TC devleti ve ona bağlı çetelerin 29 Kasım 2024’te Til Rifat ve Şehba’ya düzenlediği yoğun saldırılar, bölge halkını zor durumda bıraktı. Saldırıların ardından Efrin ve Şehba Halk Meclisleri, yeni katliamları önlemek amacıyla halkı güvenli bölgelere tahliye etme kararı aldı. Bu karar doğrultusunda, 2 Aralık itibarıyla diğer bölgelere kitlesel göç başladı. Şu ana kadar 200 binden fazla kişi yerinden edildi. Göç edenler, geçici barınma alanlarına yerleştirildi. ANHA’da yer alan haberde, temel ihtiyaçların karşılanması için geniş kapsamlı bir insani yardım organizasyonu başlatıldığı belirtildi. Ancak Efrin ve Şehba kantonlarından başlayan zorunlu göç, yalnızca fiziksel bir yer değiştirme değil, aynı zamanda halkın tarihine, kültürüne ve kimliğine yönelik bir travmayı da beraberinde getirdi.

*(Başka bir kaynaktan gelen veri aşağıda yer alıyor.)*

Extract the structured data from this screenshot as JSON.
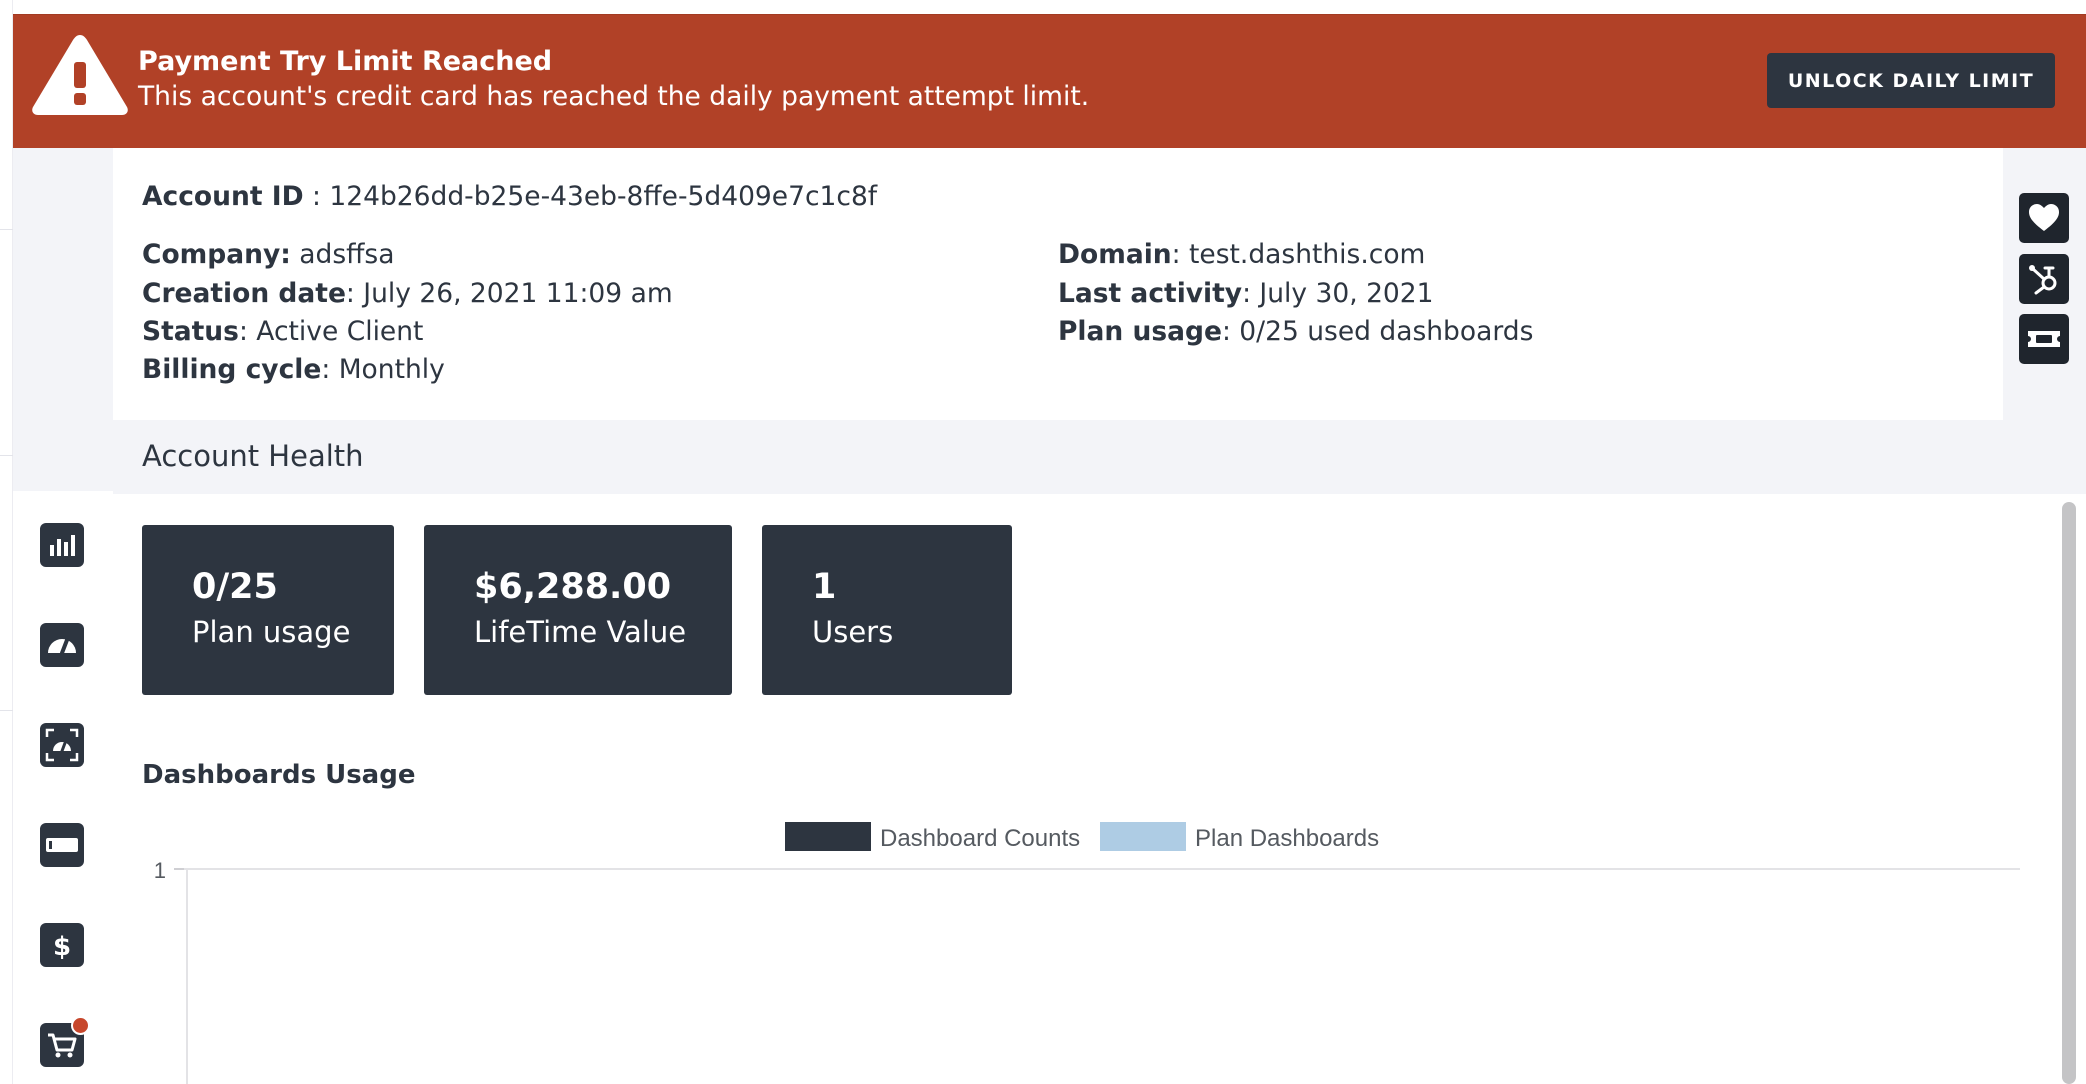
{
  "banner": {
    "title": "Payment Try Limit Reached",
    "message": "This account's credit card has reached the daily payment attempt limit.",
    "button_label": "UNLOCK DAILY LIMIT",
    "color": "#b14127",
    "icon": "warning-triangle-icon"
  },
  "account": {
    "id_label": "Account ID",
    "id_value": " : 124b26dd-b25e-43eb-8ffe-5d409e7c1c8f",
    "company_label": "Company:",
    "company_value": " adsffsa",
    "creation_label": "Creation date",
    "creation_value": ": July 26, 2021 11:09 am",
    "status_label": "Status",
    "status_value": ": Active Client",
    "billing_label": "Billing cycle",
    "billing_value": ": Monthly",
    "domain_label": "Domain",
    "domain_value": ": test.dashthis.com",
    "last_activity_label": "Last activity",
    "last_activity_value": ": July 30, 2021",
    "plan_usage_label": "Plan usage",
    "plan_usage_value": ": 0/25 used dashboards"
  },
  "health": {
    "title": "Account Health",
    "cards": [
      {
        "value": "0/25",
        "label": "Plan usage"
      },
      {
        "value": "$6,288.00",
        "label": "LifeTime Value"
      },
      {
        "value": "1",
        "label": "Users"
      }
    ]
  },
  "nav": {
    "items": [
      {
        "icon": "bar-chart-icon",
        "active": true
      },
      {
        "icon": "speedometer-icon"
      },
      {
        "icon": "gauge-frame-icon"
      },
      {
        "icon": "progress-bar-icon"
      },
      {
        "icon": "dollar-icon"
      },
      {
        "icon": "shopping-cart-icon",
        "badge": true
      }
    ]
  },
  "side_actions": [
    {
      "icon": "heart-icon"
    },
    {
      "icon": "hubspot-icon"
    },
    {
      "icon": "ticket-icon"
    }
  ],
  "chart_data": {
    "type": "bar",
    "title": "Dashboards Usage",
    "series": [
      {
        "name": "Dashboard Counts",
        "color": "#2d3540",
        "values": []
      },
      {
        "name": "Plan Dashboards",
        "color": "#aecce4",
        "values": []
      }
    ],
    "y_ticks": [
      "1"
    ],
    "legend_position": "top-center",
    "grid": true
  }
}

“İSLAM ADINA SUÇ İŞLİYORLAR”
Til Rifat’tan göç etmek zorunda kalan ve şu an Tebqa Kantonu’na yerleşen 66 yaşındaki Reşîd Arif Reşîd, yolculuk sırasında maruz kaldıkları zulmü anlattı. Reşîd, Şehba’dan ayrılırken çetelerin “Allah Ekber” sloganlarıyla önlerini kestiklerini, hakaret ve tehditlere maruz kaldıklarını ifade etti. Çetelerin ailesinin arabasına ve eşyalarına el koyduğunu belirten Reşîd, “İslam adına suç işliyorlar, ama İslam bu uygulamalardan uzaktır” dedi.
Reşîd, Kürt halkına yönelik sistematik suçlara dikkat çekerek, “Kürtlere karşı suç işleniyor, katliam gerçekleştiriliyor. Kürt kimliği bir suç mu ki bize böyle davranıyorlar? İnsan haklarını koruma iddiasında bulunan örgütler nerede? Neden harekete geçmiyorlar?” diye sordu.
“BU KOLUMU ONLAR KIRDI”
Göç sırasında saldırıya uğrayan Mistefa Mihemed ise çetelerin işlediği şiddeti kendi yaşadıkları üzerinden aktardı: “Bu alçılı kolumu görüyor musunuz? Arabamı ve motosikletimi gasbettiler, beni yere atıp tekmelediler.”
“İKİNCİ KEZ GÖÇ ETTİK, YANIMIZDA HİÇBİR ŞEYİMİZ KALMADI”
Raco kentinden göç eden Mihemed Elî, ailesinin yaşadığı zorluklara da dikkat çekti. Elî, “Bu, ikinci kez evlerimizden göç ettirilişimiz. Yanımızda birkaç giysi ve battaniyeden başka hiçbir şey yok. İki gün boyunca soğukta, aç ve susuz bir şekilde yolda kaldık” dedi.
“SALDIRIDA 10 SİVİL ÖLDÜRÜLDÜ VE YAKILDI, TAHLİYE SIRASINDA İSE 15 SİVİL ÖLDÜRÜLDÜ”
Efrin-Şehba Kantonu’na bağlı Kurdo köyünden Selah İbrahim, göç yolculuğunun dehşet verici boyutlarını anlattı. İbrahim, çetelerin göç eden sivillere saldırdığını, yaklaşık 10 kişiyi katlettiğini ve ardından cenazelerini yaktığını söyledi.
Ayrıca Selah İbrahim, “Tahliye sırasında ise çeteler en az 15 sivili daha öldürdü. Silahlarla bizi oradan uzaklaştırdılar ve kimseyi yanlarına yaklaştırmadılar. Bu yüzden öldürülen kişileri tanıyamadık.” dedi. Selah İbrahim, tüm dünyaya çağrıda bulunarak işgalci güçlerin topraklarından çekilmesi gerektiğini vurguladı. “Topraklarımızda yaşanan bu zulme karşı sessiz kalınmasın. Suriye halkı için uluslararası toplum harekete geçmeli” dedi.